Upon completion of the NGS run, data are analyzed, demultiplexed and subsequently entered into our automated de novo assembly pipeline. PCR amplicons or DNA fragments are assembled using MGH CCIB's de novo assembler UltraCycler v1.0. (Brian Seed and Huajun Wang, unpublished). Once the assembly output has been manually inspected and passed our QC standards, results are made available through our secure data server. Respective researchers will receive an automated email notification as soon as the data can be accessed through our website.
Please note that your data will only be available for three months after it is released! We strongly encourage our users to download their data as soon as they are available. Our data server is only a temporary storage site which does not allow long-term archiving of NGS data. All Complete Amplicon Sequencing data generated at our core facility is subject to deletion without notice after three months.
Accessing Your Data:
To access our data server, please log into your account and click on the My Results button. Please note that the file format depends on the length of the PCR amplicon/DNA fragment!
● >600 bp Amplicons
Results are provided in the exact same format as described for our Complete Plasmid Sequencing service . Under the assumption that the sample contains only one highly abundant amplicon, we try to assemble the NGS reads into one single contig. If multiple amplicons should be present, however, they cannot share significant sequence similarities as this could make the assembly results extremely difficult to interpret.
You have the following options to download your data files:
Download an uncompressed file *(.seq) with a single concatenated text file (in FASTA format) of all nucleotide sequences generated for the corresponding order.
Download a compressed file (*.sit) containing one FASTA format sequence file (*.seq) and one EXCEL file (with coverage information) for each sample of the corresponding order. For each sample, the raw NGS data (in FASTQ format) are also provided. Please note that there will be one FASTQ file for each sample. Paired-end reads (2 x 150 b) can be read from a single FASTQ file in which the entries for the first read (1) and second read (2) from each pair alternate. The first read in each pair comes before the second.
● 400-600 bp Amplicons
For amplicons with a size between 400 and 600 bp, we try to detect all possible variants with a frequency of >1%. Results are provided in a similar format as described for our CRISPR Sequencing service, with slight modifications.

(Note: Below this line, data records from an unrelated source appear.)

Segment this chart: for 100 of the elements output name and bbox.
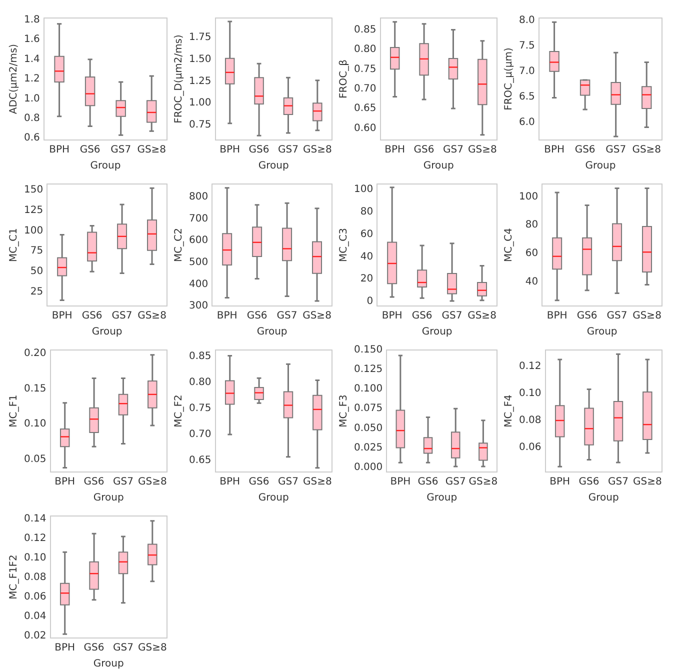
x-tick-label: BPH	[390, 476, 411, 488]
x-axis-title: Group	[585, 160, 616, 172]
x-axis-title: Group	[586, 326, 618, 338]
y-tick-label: 0.75	[189, 402, 212, 414]
y-axis-title: FROC_β	[338, 60, 350, 98]
y-axis-title: ADC(μm2/ms)	[8, 44, 20, 114]
y-tick-label: 0.85	[189, 350, 212, 362]
y-tick-label: 0.70	[189, 429, 212, 440]
x-tick-label: GS7	[112, 642, 134, 654]
x-tick-label: GS≥8	[137, 144, 166, 156]
y-axis-title: FROC_μ(μm)	[504, 47, 515, 110]
y-tick-label: 50	[30, 266, 44, 278]
y-tick-label: 0.85	[354, 24, 376, 36]
x-tick-label: GS≥8	[632, 476, 662, 488]
y-tick-label: 40	[360, 251, 374, 262]
y-tick-label: 0.6	[24, 132, 40, 144]
x-tick-label: GS≥8	[302, 144, 332, 156]
x-tick-label: GS7	[278, 476, 298, 488]
y-tick-label: 0.20	[24, 348, 46, 360]
y-axis-title: MC_C4	[504, 228, 515, 262]
x-tick-label: GS≥8	[302, 310, 332, 322]
y-tick-label: 1.00	[189, 98, 212, 109]
y-tick-label: 80	[525, 220, 538, 231]
y-tick-label: 400	[188, 278, 208, 290]
y-tick-label: 60	[525, 248, 538, 260]
x-tick-label: BPH	[546, 310, 568, 322]
x-axis-title: Group	[90, 160, 121, 172]
x-tick-label: BPH	[544, 144, 564, 156]
y-tick-label: 0.075	[354, 403, 383, 414]
x-tick-label: GS6	[84, 642, 104, 654]
x-axis-title: Group	[423, 160, 454, 172]
x-tick-label: GS7	[442, 310, 462, 322]
y-tick-label: 0.75	[354, 64, 376, 75]
y-tick-label: 0.15	[24, 383, 46, 394]
y-tick-label: 0.12	[519, 360, 542, 372]
y-tick-label: 1.8	[24, 14, 40, 26]
y-tick-label: 7.5	[518, 40, 535, 52]
x-tick-label: GS≥8	[302, 476, 332, 488]
x-tick-label: GS≥8	[632, 310, 662, 322]
y-axis-title: MC_F3	[338, 394, 350, 428]
x-tick-label: BPH	[54, 476, 76, 488]
y-tick-label: 0.65	[189, 455, 212, 466]
y-axis-title: MC_C2	[174, 228, 185, 262]
x-tick-label: BPH	[216, 310, 238, 322]
y-tick-label: 0.000	[354, 462, 383, 473]
y-tick-label: 700	[188, 213, 208, 224]
y-tick-label: 0.12	[24, 533, 46, 544]
y-tick-label: 8.0	[518, 15, 535, 26]
y-tick-label: 300	[188, 300, 208, 312]
x-tick-label: GS6	[578, 476, 600, 488]
x-axis-title: Group	[93, 492, 124, 504]
y-tick-label: 100	[354, 184, 374, 196]
y-tick-label: 0.14	[24, 514, 46, 525]
y-tick-label: 60	[360, 228, 374, 240]
y-axis-title: FROC_D(μm2/ms)	[174, 34, 185, 124]
y-tick-label: 6.5	[518, 91, 535, 102]
y-tick-label: 1.75	[189, 32, 212, 43]
y-tick-label: 40	[525, 276, 538, 288]
x-axis-title: Group	[258, 492, 289, 504]
x-tick-label: GS6	[248, 144, 270, 156]
y-tick-label: 75	[30, 246, 44, 257]
y-tick-label: 150	[24, 184, 44, 196]
x-tick-label: GS6	[418, 476, 438, 488]
y-tick-label: 1.2	[24, 74, 40, 85]
x-tick-label: GS6	[82, 310, 102, 322]
y-axis-title: MC_F1	[8, 394, 20, 428]
y-tick-label: 0.75	[189, 120, 212, 131]
y-tick-label: 6.0	[518, 116, 535, 128]
y-tick-label: 25	[30, 286, 44, 298]
y-tick-label: 0.100	[354, 384, 383, 395]
y-tick-label: 0.65	[354, 103, 376, 114]
x-tick-label: GS≥8	[468, 310, 496, 322]
x-tick-label: GS7	[442, 144, 464, 156]
y-tick-label: 0.10	[24, 418, 46, 430]
x-tick-label: BPH	[49, 144, 70, 156]
y-axis-title: MC_C1	[8, 228, 20, 262]
x-tick-label: GS≥8	[138, 642, 167, 654]
y-tick-label: 0.70	[354, 83, 376, 94]
y-tick-label: 0.80	[354, 44, 376, 56]
x-tick-label: GS7	[112, 476, 134, 488]
x-tick-label: GS≥8	[468, 144, 497, 156]
x-tick-label: GS7	[606, 310, 628, 322]
y-tick-label: 0.06	[24, 592, 46, 603]
y-tick-label: 1.4	[24, 54, 40, 65]
x-tick-label: GS7	[606, 144, 626, 156]
y-tick-label: 500	[188, 257, 208, 268]
x-tick-label: GS6	[576, 310, 598, 322]
y-tick-label: 0.050	[354, 422, 383, 434]
x-tick-label: GS7	[110, 144, 132, 156]
y-tick-label: 600	[188, 235, 208, 246]
y-tick-label: 0	[366, 296, 374, 308]
x-tick-label: GS6	[84, 476, 104, 488]
y-tick-label: 1.50	[189, 54, 212, 65]
y-axis-title: MC_F4	[504, 394, 515, 428]
y-tick-label: 0.60	[354, 122, 376, 134]
x-tick-label: GS6	[80, 144, 100, 156]
x-tick-label: BPH	[550, 476, 570, 488]
x-tick-label: GS6	[246, 310, 268, 322]
x-tick-label: GS≥8	[468, 476, 498, 488]
x-axis-title: Group	[93, 658, 124, 670]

For each sample of your corresponding order, you can download a compressed file (*.sit) containing the raw NGS data in FASTQ format (there will be one FASTQ file for each sample). Paired-end reads (2 x 150 b) can be read from a single FASTQ file in which the entries for the first read (1) and second read (2) from each pair alternate. The first read in each pair comes before the second. In addition, a FASTA file of algorithmically called "variants" as well as a Multiple Alignment file will be provided for each sample. Further, an EXCEL file providing sequencing depth and coverage information for each individual base can be downloaded. A sample data package illustrating the data delivery can be found here.
To open compressed *.sit files (which are actually .zip files) on your computer, you can use Stuffit Expander (free) or WinZip (trial version). To download, please select the appropriate link below. You can also use the Linux unzip command.
WinZip for Windows
WinZip for Mac
*.seq files are plain text files containing your sequence in FASTA format and can be opened with any software capable of viewing plain text or FASTA format files (text editor software such as Word, NotePad, etc.). You may also change the file extension from *.seq to *.txt.